What an awesome little system you’ve put together! My first console (apart from dad’s 2600) was the Sega Saturn - I think a Japan-only Saturn BASIC came out for it.
@@SockyNoob ... yep! I managed to get an original copy, plus the Saturn floppy drive, from Japan (on their way to me in Australia). I've already got the Saturn mouse & keyboard so will give it a try when it all arrives! /Brett
It would be nice to know about the neat tricks they used to make the signals of a full blown keyboard matrix go through a port designed for a gamepad. Quite a lot of almost sorcery going on on that cartridge (as well as the keyboard itself maybe) going on. Or I might be wrong and this addon was planned and taken into account from the very beginning of the console's design?
I wonder if one of the talented retrocomputing hardware engineers out there could design an interposer Y-adapter cartridge that could be used to plug both Family BASIC and the Disk System into the Famicom and make it work. You'd probably have to intercept/patch the Family BASIC cassette loading routines to adapt them to floppies, and obtaining a supply of blank Famicom Disk System floppies might present its own challenges, but still.
Honestly, the 80-90's computers that came with a full binder of examples on how to programme the computer were the best. Also full manuals and maps for the games you could read in the backseat of the parents car while going home before playing the game. No PC comes with a programmers guide these days; barely a sheet on how to connect the power adaptor. Microsoft Windows have robbed many generations of future youth to get a curiosity of tech. Today's PC's are basically consoles and I blame IBM and Microsoft.

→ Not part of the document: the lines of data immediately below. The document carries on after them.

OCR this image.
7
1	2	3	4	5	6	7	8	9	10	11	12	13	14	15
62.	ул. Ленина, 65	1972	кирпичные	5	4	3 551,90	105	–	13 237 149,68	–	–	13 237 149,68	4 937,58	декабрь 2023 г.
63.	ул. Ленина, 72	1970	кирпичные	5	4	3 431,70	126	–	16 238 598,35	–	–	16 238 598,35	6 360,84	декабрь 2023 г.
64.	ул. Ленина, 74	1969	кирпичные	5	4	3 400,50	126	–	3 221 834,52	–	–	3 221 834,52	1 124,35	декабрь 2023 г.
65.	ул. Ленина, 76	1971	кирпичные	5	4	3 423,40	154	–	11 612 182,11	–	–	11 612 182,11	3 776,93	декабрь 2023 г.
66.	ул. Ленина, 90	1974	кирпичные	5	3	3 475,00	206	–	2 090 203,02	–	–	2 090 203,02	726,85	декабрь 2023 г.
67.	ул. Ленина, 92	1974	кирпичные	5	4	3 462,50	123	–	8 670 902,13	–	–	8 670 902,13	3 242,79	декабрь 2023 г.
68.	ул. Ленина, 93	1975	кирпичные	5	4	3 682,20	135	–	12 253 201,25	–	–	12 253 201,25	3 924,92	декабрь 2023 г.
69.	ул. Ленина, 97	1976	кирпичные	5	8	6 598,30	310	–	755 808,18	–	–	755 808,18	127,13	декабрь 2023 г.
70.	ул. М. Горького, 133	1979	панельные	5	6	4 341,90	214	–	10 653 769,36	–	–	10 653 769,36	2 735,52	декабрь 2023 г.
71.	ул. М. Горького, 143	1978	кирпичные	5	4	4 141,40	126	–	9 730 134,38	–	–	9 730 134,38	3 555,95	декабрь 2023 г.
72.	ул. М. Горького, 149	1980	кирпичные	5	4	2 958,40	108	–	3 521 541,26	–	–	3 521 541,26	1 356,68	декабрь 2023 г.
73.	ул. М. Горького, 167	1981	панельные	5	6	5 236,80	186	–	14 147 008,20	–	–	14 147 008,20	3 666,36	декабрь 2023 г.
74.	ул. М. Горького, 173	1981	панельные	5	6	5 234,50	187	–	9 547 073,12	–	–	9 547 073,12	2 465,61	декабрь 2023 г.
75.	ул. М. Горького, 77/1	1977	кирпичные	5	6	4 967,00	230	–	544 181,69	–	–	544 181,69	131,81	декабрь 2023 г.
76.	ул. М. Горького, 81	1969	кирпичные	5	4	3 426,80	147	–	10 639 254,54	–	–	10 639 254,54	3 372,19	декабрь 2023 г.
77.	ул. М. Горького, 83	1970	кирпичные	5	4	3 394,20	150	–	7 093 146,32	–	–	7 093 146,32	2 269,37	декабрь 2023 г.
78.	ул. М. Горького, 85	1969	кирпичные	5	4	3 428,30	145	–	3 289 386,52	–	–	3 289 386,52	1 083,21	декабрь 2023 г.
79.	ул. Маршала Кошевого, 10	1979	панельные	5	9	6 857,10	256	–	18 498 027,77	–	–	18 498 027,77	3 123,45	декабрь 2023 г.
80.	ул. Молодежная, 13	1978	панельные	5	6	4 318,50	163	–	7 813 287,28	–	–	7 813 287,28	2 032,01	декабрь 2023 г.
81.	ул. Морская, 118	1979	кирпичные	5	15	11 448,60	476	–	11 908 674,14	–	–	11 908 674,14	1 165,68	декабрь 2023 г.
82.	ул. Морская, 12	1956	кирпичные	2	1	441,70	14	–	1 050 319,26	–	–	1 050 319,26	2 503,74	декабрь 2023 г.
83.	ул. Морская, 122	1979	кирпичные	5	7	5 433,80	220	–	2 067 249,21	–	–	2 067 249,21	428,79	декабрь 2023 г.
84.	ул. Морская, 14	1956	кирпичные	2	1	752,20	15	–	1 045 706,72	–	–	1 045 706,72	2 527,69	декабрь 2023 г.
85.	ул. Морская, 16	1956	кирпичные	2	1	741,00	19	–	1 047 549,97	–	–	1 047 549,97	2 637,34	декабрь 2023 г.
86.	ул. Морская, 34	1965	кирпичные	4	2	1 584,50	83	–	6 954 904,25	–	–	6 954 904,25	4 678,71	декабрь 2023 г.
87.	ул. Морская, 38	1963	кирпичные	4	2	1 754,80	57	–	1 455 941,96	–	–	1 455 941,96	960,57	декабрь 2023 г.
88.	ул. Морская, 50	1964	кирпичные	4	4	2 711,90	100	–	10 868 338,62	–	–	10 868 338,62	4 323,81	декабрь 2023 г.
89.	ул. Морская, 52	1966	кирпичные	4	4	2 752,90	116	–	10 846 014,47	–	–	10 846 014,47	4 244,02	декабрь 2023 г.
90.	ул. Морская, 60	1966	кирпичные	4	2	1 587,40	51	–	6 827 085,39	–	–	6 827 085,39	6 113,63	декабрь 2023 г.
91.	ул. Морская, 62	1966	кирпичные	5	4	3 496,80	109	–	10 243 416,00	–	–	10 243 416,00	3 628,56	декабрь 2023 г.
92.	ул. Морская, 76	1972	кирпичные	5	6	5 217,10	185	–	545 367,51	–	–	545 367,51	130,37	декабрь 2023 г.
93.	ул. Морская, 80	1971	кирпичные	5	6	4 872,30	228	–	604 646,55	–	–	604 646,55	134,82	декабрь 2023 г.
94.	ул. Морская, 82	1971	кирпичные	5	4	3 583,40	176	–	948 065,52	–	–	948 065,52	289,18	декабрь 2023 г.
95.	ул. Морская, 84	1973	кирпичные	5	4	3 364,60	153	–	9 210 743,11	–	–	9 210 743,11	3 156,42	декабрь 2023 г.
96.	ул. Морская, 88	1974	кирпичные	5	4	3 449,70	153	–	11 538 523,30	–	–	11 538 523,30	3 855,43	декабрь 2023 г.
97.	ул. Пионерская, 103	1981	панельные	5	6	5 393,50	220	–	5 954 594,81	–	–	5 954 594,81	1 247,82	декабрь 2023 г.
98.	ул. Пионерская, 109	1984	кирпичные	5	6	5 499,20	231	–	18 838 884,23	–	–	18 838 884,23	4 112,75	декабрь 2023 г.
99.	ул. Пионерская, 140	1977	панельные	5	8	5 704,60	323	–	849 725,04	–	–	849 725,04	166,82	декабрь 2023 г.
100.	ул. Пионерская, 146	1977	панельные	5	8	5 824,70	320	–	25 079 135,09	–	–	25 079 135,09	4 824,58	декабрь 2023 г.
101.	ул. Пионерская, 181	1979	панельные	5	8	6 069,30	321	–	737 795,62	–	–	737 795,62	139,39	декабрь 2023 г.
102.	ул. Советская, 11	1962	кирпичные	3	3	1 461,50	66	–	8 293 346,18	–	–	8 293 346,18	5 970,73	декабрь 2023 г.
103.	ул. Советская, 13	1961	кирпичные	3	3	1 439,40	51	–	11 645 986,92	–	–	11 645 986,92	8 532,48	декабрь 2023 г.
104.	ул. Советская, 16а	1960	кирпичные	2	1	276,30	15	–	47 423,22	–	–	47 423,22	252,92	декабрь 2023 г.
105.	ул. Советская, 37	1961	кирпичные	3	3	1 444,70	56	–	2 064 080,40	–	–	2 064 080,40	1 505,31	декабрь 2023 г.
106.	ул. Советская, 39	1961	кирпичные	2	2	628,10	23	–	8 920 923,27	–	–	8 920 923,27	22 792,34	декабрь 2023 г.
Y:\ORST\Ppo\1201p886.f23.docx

Considering how much better a disk drive would have been to load and save programs compared to tape, I bet they would've sold a bunch more drives (and disks) if it actually worked with BASIC. Relatively speaking, of course. The fact that floppy drives were so common with early 8-bit computers suggests it could've had a similar affect with the Famicom.
Floppy drives for eight bit computers usually weren't cheap, often costing as much as the computer itself, so they weren't as commonplace as tape drives. It wasn't until the mid '80s that they became more affordable.